The discussion hasn’t been settled yet in part because there doesn’t seem to be a “standard” convention in the ecosystem to follow: e.g., workers is used by SciPy while scikit-learn uses n_jobs.
As this seems somewhat similar in concept to SPEC 7 — Seeding pseudo-random number generation I’d be curious what people think of making an ecosystem wide recommendation. In my mind the scope would deal more with naming conventions rather than a full blown “parallel computing API”.
n_jobs may not be the best parameter name but changing it in scikit-learn, joblib, and a number of other projects that adopted the same name, like MNE-Python, imbalanced-learn, xgboost etc … seems like a long-term endeavour and the migration will cause some disruption.
Indeed, @thomasjpfan’s terrific blog post inspired our thinking on this topic. Ultimately, though, we’d rather opt for a workable option that the community is willing to adopt, rather than for the “optimal” naming.
Hi, I’ve been working on nx-parallel(parallel backend for NetworkX) and we had a little discussion on what the default value of n_jobs(or workers) should be.

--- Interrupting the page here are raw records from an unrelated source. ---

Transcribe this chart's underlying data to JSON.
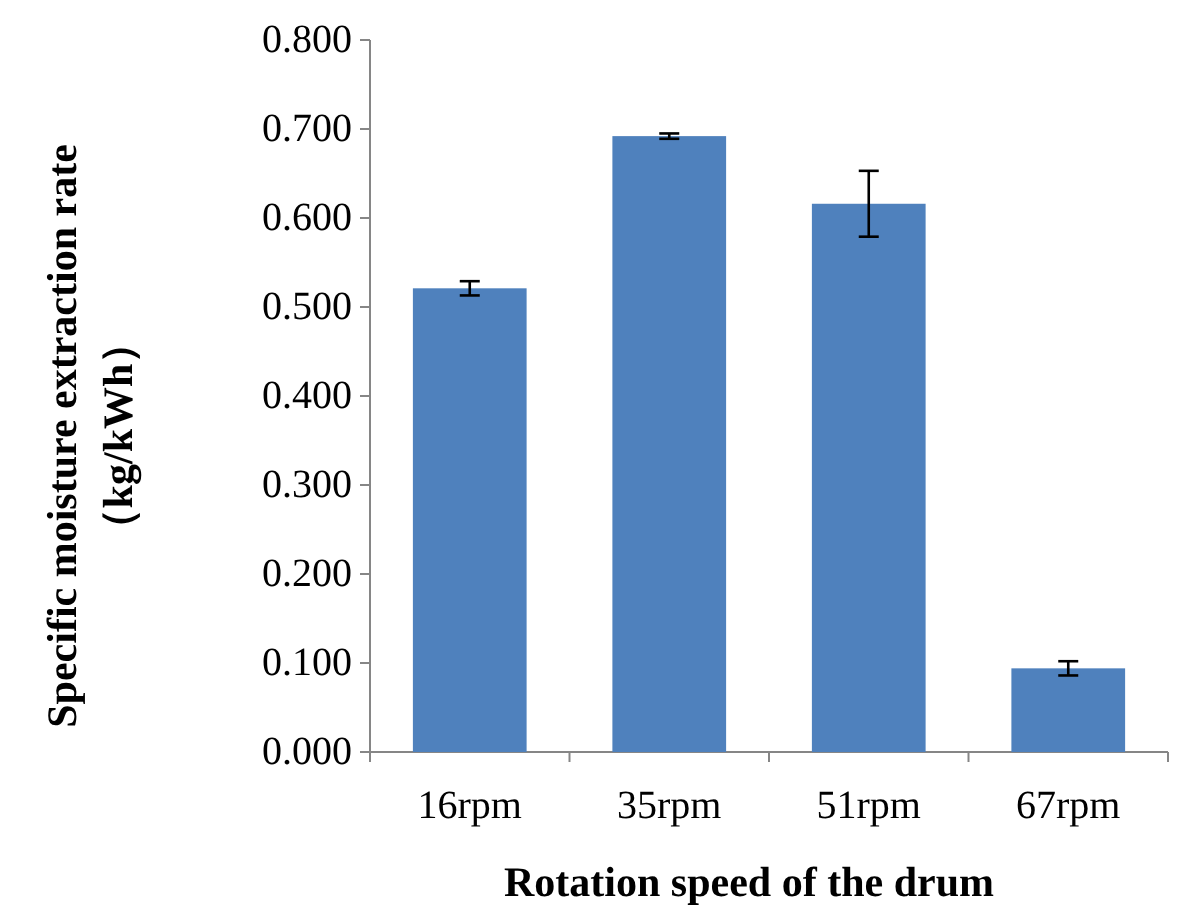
{
  "chart_data": {
    "type": "bar",
    "xlabel": "Rotation speed of the drum",
    "ylabel": "Specific moisture extraction rate\n（kg/kWh）",
    "categories": [
      "16rpm",
      "35rpm",
      "51rpm",
      "67rpm"
    ],
    "values": [
      0.521,
      0.692,
      0.616,
      0.094
    ],
    "errors": [
      0.008,
      0.003,
      0.037,
      0.008
    ],
    "color": "#4f81bd",
    "ylim": [
      0,
      0.8
    ],
    "yticks": [
      {
        "value": 0,
        "label": "0.000"
      },
      {
        "value": 0.1,
        "label": "0.100"
      },
      {
        "value": 0.2,
        "label": "0.200"
      },
      {
        "value": 0.3,
        "label": "0.300"
      },
      {
        "value": 0.4,
        "label": "0.400"
      },
      {
        "value": 0.5,
        "label": "0.500"
      },
      {
        "value": 0.6,
        "label": "0.600"
      },
      {
        "value": 0.7,
        "label": "0.700"
      },
      {
        "value": 0.8,
        "label": "0.800"
      }
    ],
    "grid": false
  }
}
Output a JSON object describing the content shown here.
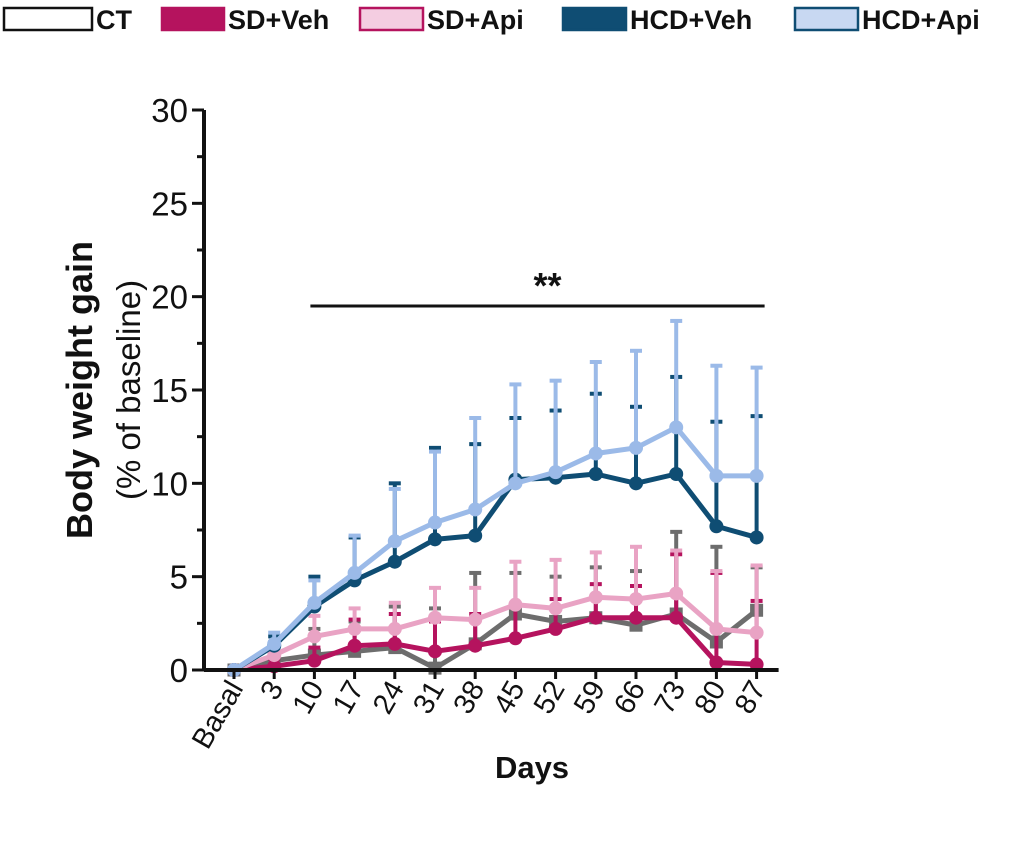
{
  "chart_data": {
    "type": "line",
    "xlabel": "Days",
    "ylabel": "Body weight gain",
    "ylabel_sub": "(% of baseline)",
    "ylim": [
      0,
      30
    ],
    "yticks": [
      0,
      5,
      10,
      15,
      20,
      25,
      30
    ],
    "categories": [
      "Basal",
      "3",
      "10",
      "17",
      "24",
      "31",
      "38",
      "45",
      "52",
      "59",
      "66",
      "73",
      "80",
      "87"
    ],
    "legend_position": "top",
    "significance": {
      "label": "**",
      "from_category": "10",
      "to_category": "87",
      "y": 19.5
    },
    "series": [
      {
        "name": "CT",
        "color": "#6d6d6d",
        "legend_fill": "#ffffff",
        "legend_border": "#111111",
        "marker": "square",
        "values": [
          0,
          0.5,
          0.8,
          1.0,
          1.2,
          0.1,
          1.4,
          3.0,
          2.6,
          2.8,
          2.4,
          3.0,
          1.5,
          3.2
        ],
        "errors": [
          0,
          0.6,
          1.4,
          1.6,
          2.2,
          3.2,
          3.8,
          2.2,
          2.4,
          2.7,
          2.9,
          4.4,
          5.1,
          2.3
        ]
      },
      {
        "name": "SD+Veh",
        "color": "#b5135e",
        "legend_fill": "#b5135e",
        "legend_border": "#b5135e",
        "marker": "circle",
        "values": [
          0,
          0.2,
          0.5,
          1.3,
          1.4,
          1.0,
          1.3,
          1.7,
          2.2,
          2.8,
          2.8,
          2.8,
          0.4,
          0.3
        ],
        "errors": [
          0,
          0.4,
          0.7,
          1.4,
          1.6,
          1.6,
          1.7,
          1.8,
          1.6,
          1.8,
          1.7,
          3.4,
          4.8,
          3.4
        ]
      },
      {
        "name": "SD+Api",
        "color": "#e9a3c4",
        "legend_fill": "#f4cde1",
        "legend_border": "#b5135e",
        "marker": "circle",
        "values": [
          0,
          0.8,
          1.8,
          2.2,
          2.2,
          2.8,
          2.7,
          3.5,
          3.3,
          3.9,
          3.8,
          4.1,
          2.2,
          2.0
        ],
        "errors": [
          0,
          0.7,
          1.1,
          1.1,
          1.4,
          1.6,
          1.7,
          2.3,
          2.6,
          2.4,
          2.8,
          2.3,
          3.1,
          3.6
        ]
      },
      {
        "name": "HCD+Veh",
        "color": "#0f4d73",
        "legend_fill": "#0f4d73",
        "legend_border": "#0f4d73",
        "marker": "circle",
        "values": [
          0,
          1.3,
          3.4,
          4.8,
          5.8,
          7.0,
          7.2,
          10.2,
          10.3,
          10.5,
          10.0,
          10.5,
          7.7,
          7.1
        ],
        "errors": [
          0,
          0.5,
          1.6,
          2.3,
          4.2,
          4.9,
          4.9,
          3.3,
          3.6,
          4.3,
          4.1,
          5.2,
          5.6,
          6.5
        ]
      },
      {
        "name": "HCD+Api",
        "color": "#9bbae8",
        "legend_fill": "#c8d8f2",
        "legend_border": "#0f4d73",
        "marker": "circle",
        "values": [
          0,
          1.4,
          3.6,
          5.2,
          6.9,
          7.9,
          8.6,
          10.0,
          10.6,
          11.6,
          11.9,
          13.0,
          10.4,
          10.4
        ],
        "errors": [
          0,
          0.6,
          1.2,
          2.0,
          2.8,
          3.8,
          4.9,
          5.3,
          4.9,
          4.9,
          5.2,
          5.7,
          5.9,
          5.8
        ]
      }
    ]
  }
}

I’m yet to add a config manager. So right now, a user cannot modify any of the parallel configs but I think we decided to go by the joblib’s conventions(i.e. n_jobs) because nx-parallel is heavily dependent on joblib for all kinds of parallelization stuff, so it would be fair to expect a user to know joblib(if they would want to play around with the parallel configurations in nx-parallel). Also, allowing users to set configs would hopefully allow them to use other parallel backends(like threading, multiprocessing, dask, ray etc.) through joblib, so then, having an ecosystem-wide recommendation would be even more helpful. Also having a SPECs for a whole parallel computing API would be great! And, I’d really like to know how I can contribute to this.